The Internet has had the same kind of effect on business as the advent of universal telephone service. It has sped up the business cycle, allowed new kinds of transactions to occur, and changed expectations among people trying to make deals. Several organizations and professionals are studying this frenzy of web-based activity, trying to spot important trends and draw useful conclusions.

Among them is Wharton marketing professor David J. Reibstein. He says that most of today’s e-commerce transactions are of a business-to-business nature, and they are "taking place between previously existing vendors and customers." But in some ways, though its volume is smaller, the consumer activity segment is more interesting, because it is based largely on new relationships between buyers and sellers. Market data is also easier to come by.

In a chapter he is writing for a book titled Digital Marketing, edited by Jerry Wind and Vijay Mahajan, Reibstein, using data assembled by, has examined the characteristics of both the consumers and vendors who are heating up Internet commerce, and what brings them together. The data were collected through a point-of-sale survey posted at some 1,400 retail e-commerce sites. Follow-up questionnaires were e-mailed to willing buyers shortly after their expected product delivery date. Participating e-commerce sites included 1-800-FLOWERS, Audio Book Club, eToys, Music Boulevard and Virtual Vineyards.

The major product categories represented in the study included apparel, computer goods, consumer goods, entertainment, food and wine, gifts and home and garden products. All these products have experienced sharp increases in both the value of sales over the last year and the number of orders placed. The study period covered 12 months ending March 1999.

According to Reibstein, e-buyers can be grouped into categories: First-time web buyers, those for whom this was the first web purchase; first-time merchant buyers, or respondents buying from a particular vendor for the first time; and repeat merchant buyers, who indicated that the current transaction was not their first at a given merchant’s site.

The data show that the volume of purchases by first-time web buyers grew faster than for the other, more experienced buyer categories. Interestingly, volume growth for first-time merchant buyers has grown much faster than for repeat merchant buyers. By the end of March 1999, the dollar sales volume for first-time merchant buyers was nearly 50% greater than for repeat merchant buyers. Reibstein says, "This may indicate the need for improving customer loyalty."

The data show that e-customers offer an evolving profile. "The average Internet customer in the first quarter of 1999 was older, richer, and more educated than many might suspect," Reibstein says. However, the data also show the average age of customers (41 years old), reported household income ($75,046) and educational level appears to be lower among first-time Web buyers. This may reflect, Reibstein suggests, increased familiarity with and access to computers and the Internet.

How do these buyers get to a particular merchant’s site? More than 50% of respondents claimed the Web as their referral source, with 18.5% of those responding to e-mails. AOL was a major referral source.

The second largest driver of purchases (30%) was referral by a friend or word of mouth. Nearly one-third of these non-web referrals came from prior off-line experience with the merchant, especially among repeat merchant buyers. This gives credence to the claims of traditional retailers like Toys ‘R Us that they can become major e-commerce forces despite coming late to the game.

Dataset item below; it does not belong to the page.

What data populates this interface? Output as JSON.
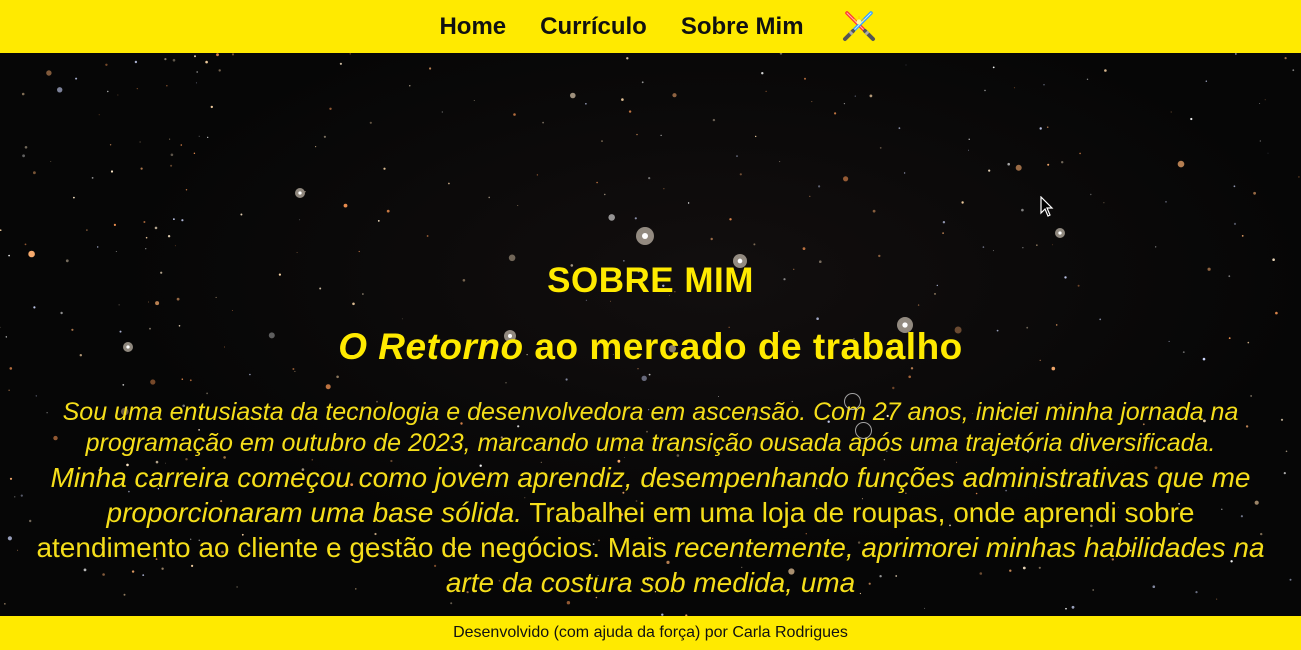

A smaller fraction of respondents, nearly 15%, credited print media as their primary referral source.

Merchants’ tactics made a difference once the consumer reached the web site. Most effective, according to Reibstein, were product search tools and express ordering. These convenience-related tactics were more important to the average buyer than offering featured sale items, discounted shipping and on-line coupons.

The study also examined the attributes of merchants’ web sites to determine what characteristics were essential in attracting and retaining e-customers. On a 10-point scale the highest rated item was product representation, surpassing even product pricing. Says Reibstein: "The biggest concern is that what is represented on the web is consistent with what is actually received." Wide product selection was the No. 3 on the list.

It is important to note that not all age and income groups ranked these factors the same. While the older age and higher income groups downplayed price, it was the most important factor for groups including teens and young adults. Gift buyers, on the other hand, cared most about being assured that they knew what they were ordering and that it would be delivered on time. Reibstein says this shows it is very important for merchants to know their target market and focus on satisfying its demands.

The question of what brings a customer back is very important to e-tailers. First-time buyers are expensive to attract, and many sites operate at losses as they slash prices and advertise widely to these customers. But repeat customers may be more valuable. Reibstein observes that while almost half of total e-commerce revenue in the in first quarter of 1999 was generated from first-time merchant buyers, repeat merchant buyers generated nearly 75% higher growth.

These buyers must be satisfied if a merchant is going to accumulate high value customers. Factors driving them back to a merchant were the level and quality of customer support and on-time delivery. The catch is that a major factor driving a customer to make the first purchase is price, so e-commerce winners must find a way to make money while balancing the first-timers’ demands for competitive prices against the costs of providing the customer support demanded by repeat buyers. The winners are likely to be those who "deliver at a level that the customer wants. . .and monitor how well they are doing," he concludes.